In a much discussed blog post, Evan Soltas pointed out that this growth may have been the product of a controversial strategy known as “nominal GDP targeting,” where a central bank picks an annual growth figure, and tries to hit it whether through inflation, or by expanding the real economy. The idea is to prevent private debts from crashing the economy by making sure incomes steadily rise, even if real growth slows down a bit.
As Soltas’ graphs below show, Israel’s real GDP and inflation have moved in opposite directions, while its nominal GDP has hovered right around 6.5 percent per year.

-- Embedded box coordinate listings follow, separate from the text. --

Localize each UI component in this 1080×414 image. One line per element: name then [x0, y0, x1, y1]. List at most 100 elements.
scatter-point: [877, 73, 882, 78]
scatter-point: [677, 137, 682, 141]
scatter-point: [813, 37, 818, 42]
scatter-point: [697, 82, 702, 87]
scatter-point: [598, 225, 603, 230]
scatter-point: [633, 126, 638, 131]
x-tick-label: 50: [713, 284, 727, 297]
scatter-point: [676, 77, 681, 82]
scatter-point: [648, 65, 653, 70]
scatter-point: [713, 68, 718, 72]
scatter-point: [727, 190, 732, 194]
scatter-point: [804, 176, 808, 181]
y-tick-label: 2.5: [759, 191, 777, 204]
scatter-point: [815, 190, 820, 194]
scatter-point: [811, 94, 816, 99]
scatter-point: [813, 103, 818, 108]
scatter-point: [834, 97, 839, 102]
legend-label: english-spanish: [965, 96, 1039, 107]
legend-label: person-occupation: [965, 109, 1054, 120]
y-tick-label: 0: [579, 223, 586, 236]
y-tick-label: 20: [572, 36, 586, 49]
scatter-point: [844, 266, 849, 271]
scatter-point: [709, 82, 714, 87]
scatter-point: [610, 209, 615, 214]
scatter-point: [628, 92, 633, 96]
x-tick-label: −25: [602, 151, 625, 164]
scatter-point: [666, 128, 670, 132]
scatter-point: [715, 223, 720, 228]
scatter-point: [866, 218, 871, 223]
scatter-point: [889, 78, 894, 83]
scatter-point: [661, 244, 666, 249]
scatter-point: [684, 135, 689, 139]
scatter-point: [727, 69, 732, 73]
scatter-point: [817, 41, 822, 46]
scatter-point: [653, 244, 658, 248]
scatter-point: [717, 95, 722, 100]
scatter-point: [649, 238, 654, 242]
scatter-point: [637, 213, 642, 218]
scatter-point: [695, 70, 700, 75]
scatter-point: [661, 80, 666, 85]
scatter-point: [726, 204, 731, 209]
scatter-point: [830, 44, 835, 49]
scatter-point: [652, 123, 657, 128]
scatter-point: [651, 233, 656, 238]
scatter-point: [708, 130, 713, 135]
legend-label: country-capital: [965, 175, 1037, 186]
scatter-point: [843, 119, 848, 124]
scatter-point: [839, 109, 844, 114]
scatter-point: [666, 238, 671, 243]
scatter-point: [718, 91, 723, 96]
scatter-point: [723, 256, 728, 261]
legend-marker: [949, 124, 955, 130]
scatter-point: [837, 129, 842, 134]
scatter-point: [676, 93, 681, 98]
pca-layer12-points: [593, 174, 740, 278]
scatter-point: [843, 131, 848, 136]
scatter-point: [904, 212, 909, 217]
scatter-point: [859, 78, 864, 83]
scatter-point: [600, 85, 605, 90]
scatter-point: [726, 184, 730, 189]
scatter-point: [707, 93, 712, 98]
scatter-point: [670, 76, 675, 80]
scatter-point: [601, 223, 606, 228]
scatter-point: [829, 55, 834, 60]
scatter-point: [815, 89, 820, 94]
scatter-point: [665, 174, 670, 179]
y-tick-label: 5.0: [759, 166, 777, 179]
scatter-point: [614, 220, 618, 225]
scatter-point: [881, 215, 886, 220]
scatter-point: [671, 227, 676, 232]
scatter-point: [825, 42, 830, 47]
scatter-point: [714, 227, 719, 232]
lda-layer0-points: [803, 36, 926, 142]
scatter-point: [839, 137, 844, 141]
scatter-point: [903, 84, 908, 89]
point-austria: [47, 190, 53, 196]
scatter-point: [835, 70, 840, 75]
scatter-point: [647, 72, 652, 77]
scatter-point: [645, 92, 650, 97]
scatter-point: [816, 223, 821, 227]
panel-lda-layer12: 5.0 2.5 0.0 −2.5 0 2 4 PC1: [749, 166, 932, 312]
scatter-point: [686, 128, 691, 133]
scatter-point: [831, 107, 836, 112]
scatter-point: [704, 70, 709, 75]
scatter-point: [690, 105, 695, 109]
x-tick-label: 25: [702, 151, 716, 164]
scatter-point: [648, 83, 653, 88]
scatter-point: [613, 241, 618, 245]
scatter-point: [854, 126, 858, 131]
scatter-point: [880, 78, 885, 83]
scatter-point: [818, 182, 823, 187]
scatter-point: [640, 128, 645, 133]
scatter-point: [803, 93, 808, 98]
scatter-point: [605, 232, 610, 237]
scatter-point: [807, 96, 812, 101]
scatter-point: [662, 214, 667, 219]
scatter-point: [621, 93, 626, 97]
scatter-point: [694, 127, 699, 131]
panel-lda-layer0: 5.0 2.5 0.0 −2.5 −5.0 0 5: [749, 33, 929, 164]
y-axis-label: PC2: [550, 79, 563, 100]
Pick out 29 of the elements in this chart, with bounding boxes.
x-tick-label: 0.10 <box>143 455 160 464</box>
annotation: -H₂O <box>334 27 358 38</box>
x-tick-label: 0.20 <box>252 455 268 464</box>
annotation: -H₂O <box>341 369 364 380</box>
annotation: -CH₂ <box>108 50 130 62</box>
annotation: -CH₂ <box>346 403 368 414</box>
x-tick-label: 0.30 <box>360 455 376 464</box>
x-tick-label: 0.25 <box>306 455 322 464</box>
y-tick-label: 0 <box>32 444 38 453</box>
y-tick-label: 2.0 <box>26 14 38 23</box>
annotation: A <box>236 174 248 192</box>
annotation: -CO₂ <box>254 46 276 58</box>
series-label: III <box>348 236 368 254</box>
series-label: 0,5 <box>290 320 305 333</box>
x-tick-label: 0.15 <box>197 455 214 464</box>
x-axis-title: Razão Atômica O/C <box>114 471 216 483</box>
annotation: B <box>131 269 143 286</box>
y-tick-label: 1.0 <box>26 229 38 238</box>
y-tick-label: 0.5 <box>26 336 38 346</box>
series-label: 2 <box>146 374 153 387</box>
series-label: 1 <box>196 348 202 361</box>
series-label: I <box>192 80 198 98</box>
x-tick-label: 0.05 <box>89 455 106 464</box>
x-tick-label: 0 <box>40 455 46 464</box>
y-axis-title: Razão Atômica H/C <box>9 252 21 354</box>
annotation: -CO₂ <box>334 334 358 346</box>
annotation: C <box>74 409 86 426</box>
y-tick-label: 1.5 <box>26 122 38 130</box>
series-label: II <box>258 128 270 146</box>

This is a strategy that many, including The Atlantic‘s Matt O’Brien, have hoped the Fed would pursue to rev up our own economy. But as of now, that seems like a remote possibility.
MORE THAN CULTURE
So in a sense, Romney had a point. Culture has been a big factor in Israel’s success. Its openness to immigrants and the ingenuity of its entrepreneurs have played a role in its economic renaissance. But unless you lump your feelings about about government spending as a percentage of GDP, public-private partnerships, and NGDP targeting under the header of culture – and who knows, you might – then that’s only part of the explanation. Rather, Israel’s government has gotten better over time at learning when it needs to get out of the way, and knowing when it needs to step in and lend the private economy a hand, when it needs to tackle a problem like inflation, and when a little bit could be good for growth. It’s figured out how to be flexible. That’s a lesson some of our own policy makers could probably use, too.